Nursing and midwifery regulation in Australia is funded solely by fees from nurses and midwives. There is no cross subsidisation in the National Scheme, meaning fees from nurses and midwives only fund nursing and midwifery regulation costs.
The NMBA works in partnership with the Australian Health Practitioner Regulation Agency (AHPRA) to keep the public safe. The work the NMBA does to contribute to safe practice includes:
For the 2018 registration renewal period, the application fee for general registration will increase from $150 to $155.
NMBA Chair Lynette Cusack RN said that the fee for general registration had remained the same for the past two years, despite costs rising each year.

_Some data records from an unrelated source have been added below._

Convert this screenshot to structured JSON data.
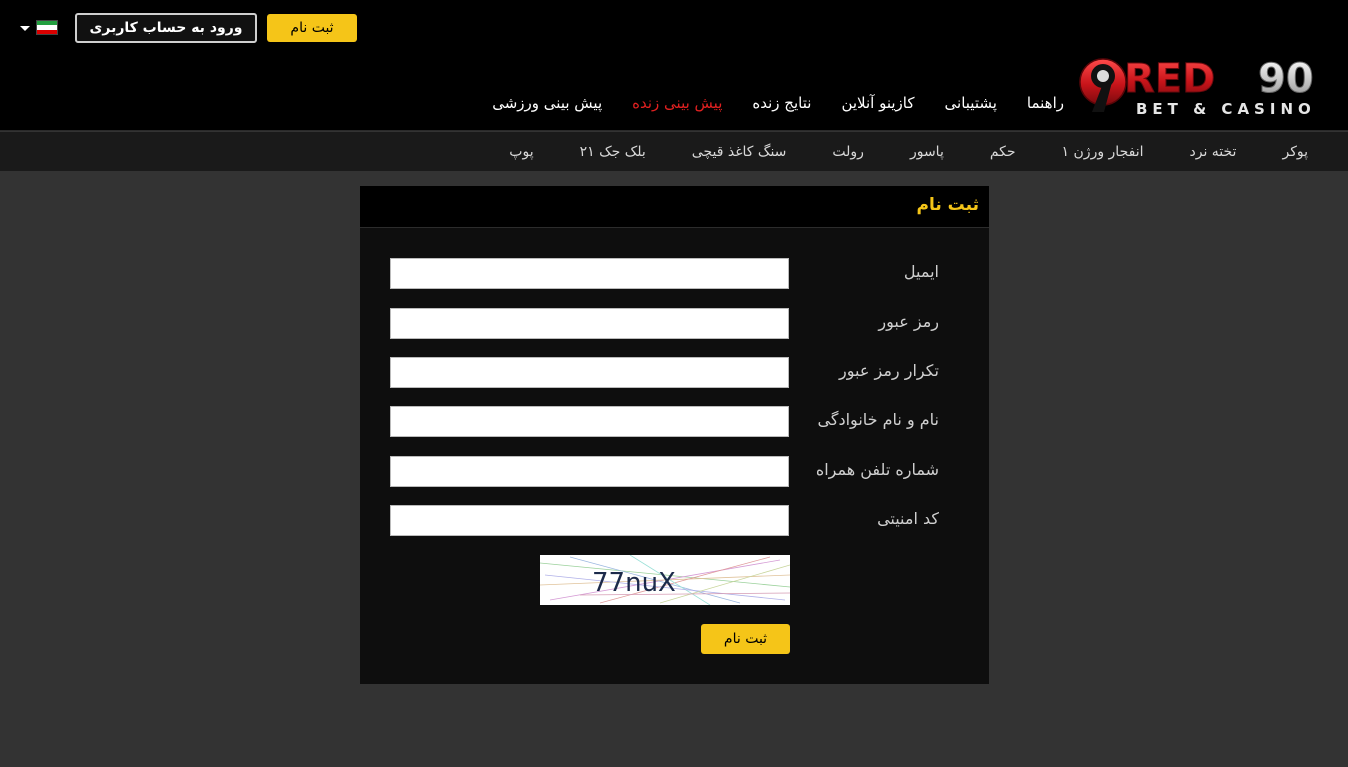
{
  "header": {
    "login_label": "ورود به حساب کاربری",
    "signup_label": "ثبت نام",
    "language_flag": "iran-flag-icon",
    "logo_text": "RED90",
    "logo_subtitle": "BET & CASINO",
    "nav": [
      {
        "label": "پیش بینی ورزشی",
        "active": false
      },
      {
        "label": "پیش بینی زنده",
        "active": true
      },
      {
        "label": "نتایج زنده",
        "active": false
      },
      {
        "label": "کازینو آنلاین",
        "active": false
      },
      {
        "label": "پشتیبانی",
        "active": false
      },
      {
        "label": "راهنما",
        "active": false
      }
    ]
  },
  "subnav": [
    {
      "label": "پوکر"
    },
    {
      "label": "تخته نرد"
    },
    {
      "label": "انفجار ورژن ۱"
    },
    {
      "label": "حکم"
    },
    {
      "label": "پاسور"
    },
    {
      "label": "رولت"
    },
    {
      "label": "سنگ کاغذ قیچی"
    },
    {
      "label": "بلک جک ۲۱"
    },
    {
      "label": "پوپ"
    }
  ],
  "form": {
    "title": "ثبت نام",
    "fields": [
      {
        "label": "ایمیل",
        "value": ""
      },
      {
        "label": "رمز عبور",
        "value": ""
      },
      {
        "label": "تکرار رمز عبور",
        "value": ""
      },
      {
        "label": "نام و نام خانوادگی",
        "value": ""
      },
      {
        "label": "شماره تلفن همراه",
        "value": ""
      },
      {
        "label": "کد امنیتی",
        "value": ""
      }
    ],
    "captcha_text": "77nuX",
    "submit_label": "ثبت نام"
  },
  "colors": {
    "accent": "#f5c518",
    "active_nav": "#e02020",
    "background": "#333333",
    "header_bg": "#000000"
  }
}
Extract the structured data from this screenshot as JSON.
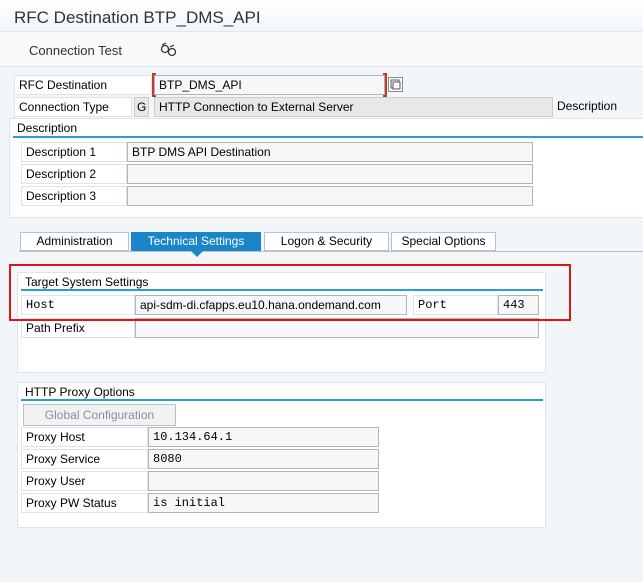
{
  "window": {
    "title": "RFC Destination BTP_DMS_API"
  },
  "toolbar": {
    "connection_test_label": "Connection Test"
  },
  "header": {
    "rfc_destination_label": "RFC Destination",
    "rfc_destination_value": "BTP_DMS_API",
    "connection_type_label": "Connection Type",
    "connection_type_code": "G",
    "connection_type_desc": "HTTP Connection to External Server",
    "description_label": "Description"
  },
  "description": {
    "title": "Description",
    "rows": [
      {
        "label": "Description 1",
        "value": "BTP DMS API Destination"
      },
      {
        "label": "Description 2",
        "value": ""
      },
      {
        "label": "Description 3",
        "value": ""
      }
    ]
  },
  "tabs": [
    {
      "label": "Administration",
      "active": false
    },
    {
      "label": "Technical Settings",
      "active": true
    },
    {
      "label": "Logon & Security",
      "active": false
    },
    {
      "label": "Special Options",
      "active": false
    }
  ],
  "target": {
    "title": "Target System Settings",
    "host_label": "Host",
    "host_value": "api-sdm-di.cfapps.eu10.hana.ondemand.com",
    "port_label": "Port",
    "port_value": "443",
    "path_prefix_label": "Path Prefix",
    "path_prefix_value": ""
  },
  "proxy": {
    "title": "HTTP Proxy Options",
    "global_config_label": "Global Configuration",
    "rows": [
      {
        "label": "Proxy Host",
        "value": "10.134.64.1"
      },
      {
        "label": "Proxy Service",
        "value": "8080"
      },
      {
        "label": "Proxy User",
        "value": ""
      },
      {
        "label": "Proxy PW Status",
        "value": "is initial"
      }
    ]
  },
  "colors": {
    "accent": "#1a86c9",
    "highlight": "#d9141a"
  }
}
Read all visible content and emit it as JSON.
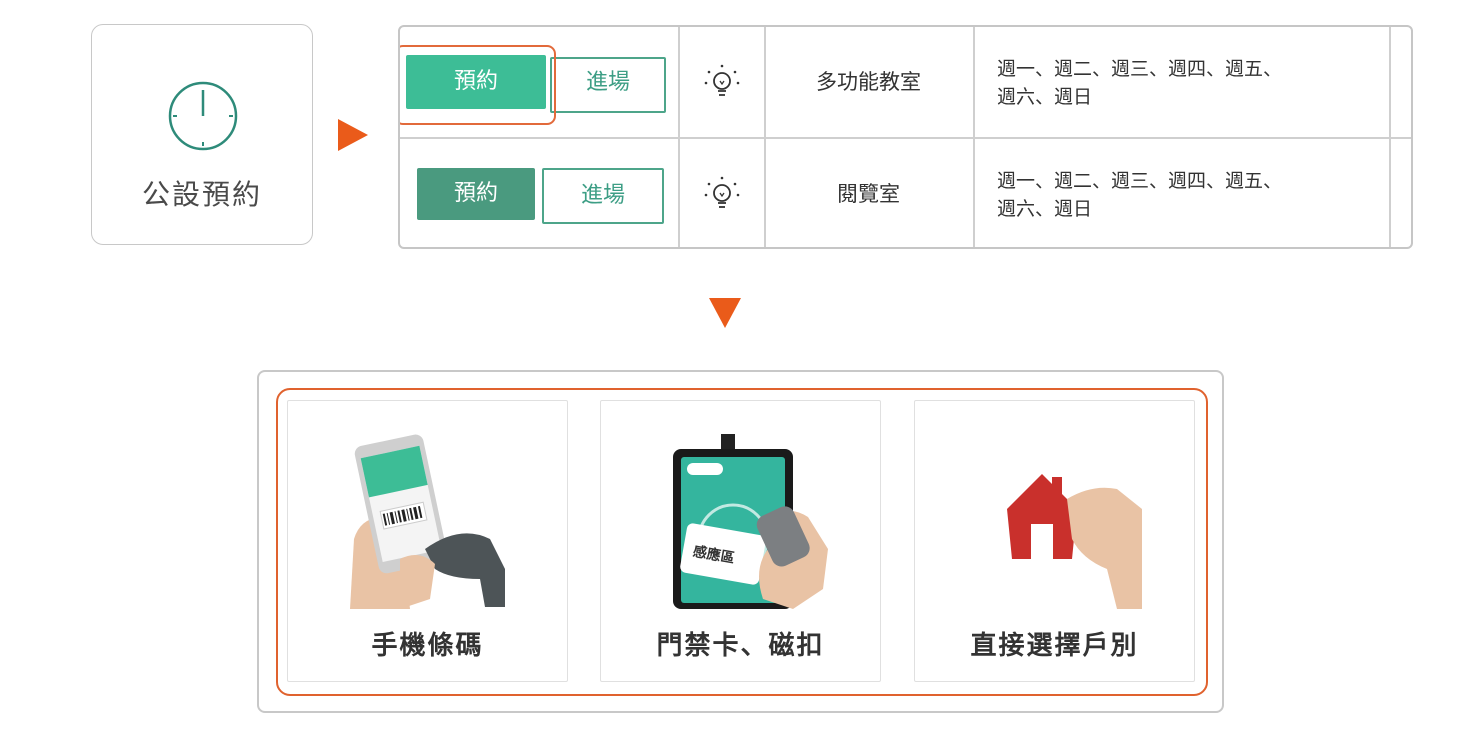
{
  "facility": {
    "label": "公設預約"
  },
  "table": {
    "rows": [
      {
        "reserve_label": "預約",
        "enter_label": "進場",
        "room": "多功能教室",
        "days_line1": "週一、週二、週三、週四、週五、",
        "days_line2": "週六、週日"
      },
      {
        "reserve_label": "預約",
        "enter_label": "進場",
        "room": "閱覽室",
        "days_line1": "週一、週二、週三、週四、週五、",
        "days_line2": "週六、週日"
      }
    ]
  },
  "methods": [
    {
      "label": "手機條碼"
    },
    {
      "label": "門禁卡、磁扣"
    },
    {
      "label": "直接選擇戶別"
    }
  ],
  "colors": {
    "accent": "#ea5b1a",
    "green": "#3dbd96",
    "green_dark": "#4a9a7f"
  }
}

‘The general registration fee has not increased since 2012 and was reduced from $160 to $150 in 2014/15. It has remained at $150 for the past two registration periods. The increase is in line with consumer price indicators over that time. The costs of regulating nurses and midwives to keep the public safe across Australia have risen and we need to make this small increase to contribute to meeting those costs.’
From 1 September 2017, the fee for a graduate application for registration will increase from $20 to $50.
‘The first time graduating students apply for registration as a nurse and/or midwife, the application process has to be robust to ensure that only qualified and suitable people are registered,’ Associate Professor Cusack said.
‘The NMBA and AHPRA continually make improvements to processing applications to keep costs as low as possible. However, the cost of processing graduate applications for registration is far higher than the fee.'
‘This fee increase will make a greater contribution towards the costs of processing student applications for registration.’
From 1 September 2017, the overseas assessment charge will increase from $220 to $350. Associate Professor Cusack explained that this was the most costly application for the NMBA and AHPRA to process.
‘Assessing applications from internationally qualified nurses and midwives is complex and time consuming because education and qualifications vary so widely across the world,’ she said.
‘The public expects the same standards of knowledge and skills from its nurses and midwives no matter where they trained and as the regulator it is our responsibility to ensure they get that.'
‘Our fee for overseas assessment is comparable to similar regulators around the world.’